Mart scooped up the ivory and dropped it handful by handful into the bag I held. His nose wrinkled, as if he smelled something foul and I couldn’t help cringing each time another cascade of trinkets slithered into the sack. We propped the broken bag behind the other intact ones. There was no way to secure the torn opening and this worried me.
“Someone will realize we know!” I said, reluctant to leave the scene.
Mart gripped my elbow firmly and steered me away. “Clark may know someone has seen it, but he won’t know who. No one saw us come in here. The logical assumption would be that the workmen knocked it over. It’s anyone’s guess how long Clark’s been using this site as a warehouse. I’ll bet those bags are gone before the day is out.”
I stopped in my tracks. “And we’ll have no proof! Mart, we should take a piece of the ivory as evidence. Otherwise, no one will believe — ”
He reached in a pocket, extracted one of the polished bits and held it up, grim-faced. “I’ve already thought of that.”
Together, we left the building and began the long walk to the zoo entrance where my car was parked.
“I’ll call you later,” he promised, as we faced each other over the open car door. “Don’t worry about me flying off the handle and doing something foolish. This is too important to botch up because of personal feelings. And, Allison?” He waited for me to answer.
“Yes?”
“I’m sorry about before. About accusing you of wanting a story. It’s just — ”
Reaching up, I cupped his face in my hands. “I know. I understand.” Emotions can be powerful and dangerous.

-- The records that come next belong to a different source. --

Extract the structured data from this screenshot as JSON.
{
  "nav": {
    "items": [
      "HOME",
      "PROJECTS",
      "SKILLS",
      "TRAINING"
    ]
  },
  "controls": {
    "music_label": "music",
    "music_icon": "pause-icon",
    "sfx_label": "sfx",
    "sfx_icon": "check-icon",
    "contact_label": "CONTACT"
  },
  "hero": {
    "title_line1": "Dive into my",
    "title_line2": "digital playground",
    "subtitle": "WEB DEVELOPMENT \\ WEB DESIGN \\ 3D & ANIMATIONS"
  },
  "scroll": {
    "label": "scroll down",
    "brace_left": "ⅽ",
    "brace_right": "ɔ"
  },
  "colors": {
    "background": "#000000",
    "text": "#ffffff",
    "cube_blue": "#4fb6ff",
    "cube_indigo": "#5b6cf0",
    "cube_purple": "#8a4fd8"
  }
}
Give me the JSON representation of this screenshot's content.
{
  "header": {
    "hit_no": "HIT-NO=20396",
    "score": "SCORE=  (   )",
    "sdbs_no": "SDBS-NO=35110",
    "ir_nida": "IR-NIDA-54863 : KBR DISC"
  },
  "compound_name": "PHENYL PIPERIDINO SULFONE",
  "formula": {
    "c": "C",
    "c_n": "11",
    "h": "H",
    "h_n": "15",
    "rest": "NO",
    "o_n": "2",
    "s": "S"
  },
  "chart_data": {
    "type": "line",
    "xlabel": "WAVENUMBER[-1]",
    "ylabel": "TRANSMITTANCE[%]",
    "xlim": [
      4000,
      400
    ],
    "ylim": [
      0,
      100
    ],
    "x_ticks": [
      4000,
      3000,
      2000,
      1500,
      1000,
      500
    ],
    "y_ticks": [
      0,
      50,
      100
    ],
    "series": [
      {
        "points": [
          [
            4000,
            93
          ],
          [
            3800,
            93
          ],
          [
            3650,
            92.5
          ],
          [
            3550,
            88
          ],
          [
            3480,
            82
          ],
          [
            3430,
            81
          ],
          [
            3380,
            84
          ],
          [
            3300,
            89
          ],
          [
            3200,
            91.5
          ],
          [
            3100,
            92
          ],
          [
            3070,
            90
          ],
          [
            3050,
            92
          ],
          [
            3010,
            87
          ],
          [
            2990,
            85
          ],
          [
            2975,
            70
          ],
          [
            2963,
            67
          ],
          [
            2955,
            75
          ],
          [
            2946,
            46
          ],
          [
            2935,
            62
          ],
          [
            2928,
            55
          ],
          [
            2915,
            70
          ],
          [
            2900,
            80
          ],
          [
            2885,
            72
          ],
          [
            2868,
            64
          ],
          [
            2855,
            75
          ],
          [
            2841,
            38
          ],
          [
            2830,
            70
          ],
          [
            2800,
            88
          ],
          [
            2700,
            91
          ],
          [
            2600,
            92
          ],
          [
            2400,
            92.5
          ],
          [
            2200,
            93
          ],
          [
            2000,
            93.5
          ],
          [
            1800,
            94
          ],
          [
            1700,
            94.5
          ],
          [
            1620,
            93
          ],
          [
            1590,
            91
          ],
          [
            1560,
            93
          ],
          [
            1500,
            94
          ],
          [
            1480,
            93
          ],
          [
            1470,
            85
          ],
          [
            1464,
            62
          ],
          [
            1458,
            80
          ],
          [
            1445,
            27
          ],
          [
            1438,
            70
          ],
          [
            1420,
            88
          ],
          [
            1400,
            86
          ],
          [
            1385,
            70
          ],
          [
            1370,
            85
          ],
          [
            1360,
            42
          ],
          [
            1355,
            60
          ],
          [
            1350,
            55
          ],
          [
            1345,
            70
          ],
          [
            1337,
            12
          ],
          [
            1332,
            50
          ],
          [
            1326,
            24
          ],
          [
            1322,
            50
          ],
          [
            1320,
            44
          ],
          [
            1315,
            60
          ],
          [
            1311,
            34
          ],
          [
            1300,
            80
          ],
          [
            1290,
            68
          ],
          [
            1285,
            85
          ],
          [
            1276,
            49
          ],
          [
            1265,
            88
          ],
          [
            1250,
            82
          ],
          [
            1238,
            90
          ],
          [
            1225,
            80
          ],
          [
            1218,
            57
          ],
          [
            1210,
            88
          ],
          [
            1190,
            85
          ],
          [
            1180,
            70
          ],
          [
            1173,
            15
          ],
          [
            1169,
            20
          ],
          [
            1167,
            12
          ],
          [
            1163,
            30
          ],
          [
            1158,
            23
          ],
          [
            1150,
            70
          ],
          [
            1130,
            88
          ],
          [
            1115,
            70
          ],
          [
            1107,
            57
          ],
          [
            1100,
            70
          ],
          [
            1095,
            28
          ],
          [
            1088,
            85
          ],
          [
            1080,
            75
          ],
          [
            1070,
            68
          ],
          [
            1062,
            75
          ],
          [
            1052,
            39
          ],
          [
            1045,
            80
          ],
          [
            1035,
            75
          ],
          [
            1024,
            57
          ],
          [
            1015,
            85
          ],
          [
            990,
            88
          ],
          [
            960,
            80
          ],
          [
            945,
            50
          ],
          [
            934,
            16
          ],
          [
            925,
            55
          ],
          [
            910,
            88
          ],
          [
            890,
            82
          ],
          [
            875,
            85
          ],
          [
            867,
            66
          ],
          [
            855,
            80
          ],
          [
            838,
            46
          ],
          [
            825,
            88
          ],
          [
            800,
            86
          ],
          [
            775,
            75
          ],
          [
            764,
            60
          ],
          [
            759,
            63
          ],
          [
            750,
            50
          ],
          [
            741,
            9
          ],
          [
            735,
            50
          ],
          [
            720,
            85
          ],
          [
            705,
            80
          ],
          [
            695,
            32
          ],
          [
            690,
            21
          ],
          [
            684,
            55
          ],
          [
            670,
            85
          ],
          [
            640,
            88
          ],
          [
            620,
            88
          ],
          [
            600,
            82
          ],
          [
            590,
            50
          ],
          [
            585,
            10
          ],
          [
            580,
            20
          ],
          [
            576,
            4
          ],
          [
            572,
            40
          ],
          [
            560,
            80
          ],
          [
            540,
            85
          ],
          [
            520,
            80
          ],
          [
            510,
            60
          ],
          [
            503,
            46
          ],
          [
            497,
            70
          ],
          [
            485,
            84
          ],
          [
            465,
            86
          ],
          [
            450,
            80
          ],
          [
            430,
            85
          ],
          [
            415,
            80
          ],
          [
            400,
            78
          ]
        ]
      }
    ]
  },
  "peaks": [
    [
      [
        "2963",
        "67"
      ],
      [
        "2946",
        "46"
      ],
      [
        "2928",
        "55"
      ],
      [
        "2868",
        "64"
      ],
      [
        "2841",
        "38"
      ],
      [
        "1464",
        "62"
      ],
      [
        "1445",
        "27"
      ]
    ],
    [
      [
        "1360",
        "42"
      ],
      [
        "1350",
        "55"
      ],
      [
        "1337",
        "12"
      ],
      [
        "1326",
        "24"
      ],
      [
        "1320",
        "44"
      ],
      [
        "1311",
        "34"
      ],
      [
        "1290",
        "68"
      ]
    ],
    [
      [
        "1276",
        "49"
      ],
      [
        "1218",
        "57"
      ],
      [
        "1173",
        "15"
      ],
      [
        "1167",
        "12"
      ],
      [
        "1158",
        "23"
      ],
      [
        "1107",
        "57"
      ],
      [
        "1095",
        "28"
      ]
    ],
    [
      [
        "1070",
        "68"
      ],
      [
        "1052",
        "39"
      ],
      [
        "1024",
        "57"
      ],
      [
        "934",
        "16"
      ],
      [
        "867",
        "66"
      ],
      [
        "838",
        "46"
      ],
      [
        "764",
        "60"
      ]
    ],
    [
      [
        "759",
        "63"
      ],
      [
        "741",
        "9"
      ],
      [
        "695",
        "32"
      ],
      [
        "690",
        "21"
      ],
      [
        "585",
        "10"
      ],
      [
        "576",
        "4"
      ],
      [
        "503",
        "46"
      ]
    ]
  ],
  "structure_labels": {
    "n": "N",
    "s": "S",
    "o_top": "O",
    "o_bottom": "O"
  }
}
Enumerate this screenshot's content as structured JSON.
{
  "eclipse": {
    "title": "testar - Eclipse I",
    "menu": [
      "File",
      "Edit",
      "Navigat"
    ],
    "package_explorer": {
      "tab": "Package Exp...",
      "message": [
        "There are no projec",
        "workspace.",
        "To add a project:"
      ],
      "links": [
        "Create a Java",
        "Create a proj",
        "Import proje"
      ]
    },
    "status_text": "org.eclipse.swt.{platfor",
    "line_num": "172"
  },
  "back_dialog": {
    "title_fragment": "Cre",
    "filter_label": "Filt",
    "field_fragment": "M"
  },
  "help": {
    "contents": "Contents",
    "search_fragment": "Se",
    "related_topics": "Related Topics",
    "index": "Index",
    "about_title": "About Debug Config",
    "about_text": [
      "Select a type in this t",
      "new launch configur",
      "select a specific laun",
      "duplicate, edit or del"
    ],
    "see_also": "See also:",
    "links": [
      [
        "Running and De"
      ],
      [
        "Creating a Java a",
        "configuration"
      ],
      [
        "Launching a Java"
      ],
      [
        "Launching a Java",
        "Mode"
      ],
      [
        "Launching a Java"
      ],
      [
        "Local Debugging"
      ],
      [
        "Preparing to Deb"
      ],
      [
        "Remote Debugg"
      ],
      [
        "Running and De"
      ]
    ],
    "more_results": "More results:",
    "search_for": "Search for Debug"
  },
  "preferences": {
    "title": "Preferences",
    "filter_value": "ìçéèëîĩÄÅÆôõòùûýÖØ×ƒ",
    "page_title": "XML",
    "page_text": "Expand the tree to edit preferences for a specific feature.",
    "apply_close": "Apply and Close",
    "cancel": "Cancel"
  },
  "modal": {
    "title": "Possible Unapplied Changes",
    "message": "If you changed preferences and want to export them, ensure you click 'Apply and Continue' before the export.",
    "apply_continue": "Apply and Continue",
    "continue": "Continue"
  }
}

He smiled, just a bit, and I knew he was still reeling from our discovery. Would keep on reeling for quite a while, too. I wanted to hug him. To comfort him if I could, offering assurance that everything would be okay. But the door was between us now, and his eyes weren’t looking at me any longer. He was gazing off at the zoo entrance and I could almost hear the grinding of wheels as he thought. Best if I just cleared off, I decided with a pang of disappointment.
“Right, then,” my tone was brisk, covering up what I felt inside. “Talk to you later. I’ll be home after five.” I smiled. “Waiting with my phone.” I tried to sound flippant, but the words were truthful. I’d be very anxious to hear what transpired, what Ricardo and the others instructed.
He was already walking away, waving a hand.
It’s a miracle I made it safely back to the office that day. My mind was not on my driving and my eyes kept glazing over as I concentrated on this latest wrinkle. More than once, a horn honked and startled me back into the present, where traffic lights were green and other drivers were impatient.
Chapter Twenty-Six
When the ten o’clock news ended, I snapped off the television and listened hard to the thick silence around me. I hadn’t felt this edgy since I was in high school, waiting for the call that would bring my invitation to the prom.
It had been nearly twelve hours since Mart and I made our gruesome discovery. Twelve stomach-churning hours when I pictured Mart in a showdown with Clark. A fist fight. A gunshot. Mart dead on the floor of Clark’s office.
I poured myself another cup of tepid coffee and debated. Should I call him rather than wait? It took only a few moments of senseless pondering before I reached for the phone.
“Hello?”
I must have the wrong number,
I thought, hearing a low female voice at the other end. Somewhere in the region of my stomach a knot was rapidly forming.
“Is Mart Lawler there, please?” I used my professional voice, flat and brisk.
“Just a minute.”
It could be his sister. Or a neighbor. Or the maid. While I waited for Mart to take the phone, my brain worked frantically to produce an explanation which would not result in heartbreak.
“Hello?” It was Mart and my mouth dried up. He tried again. “Hello?”
“Mart, it’s Allison.” I stopped to clear my throat. “I hope you don’t mind me calling,” I continued, “but you said you’d call me as soon as you’d heard anything. I’ve been dying of curiosity … .” I let my sentence dangle in the air and nibbled on a fingernail.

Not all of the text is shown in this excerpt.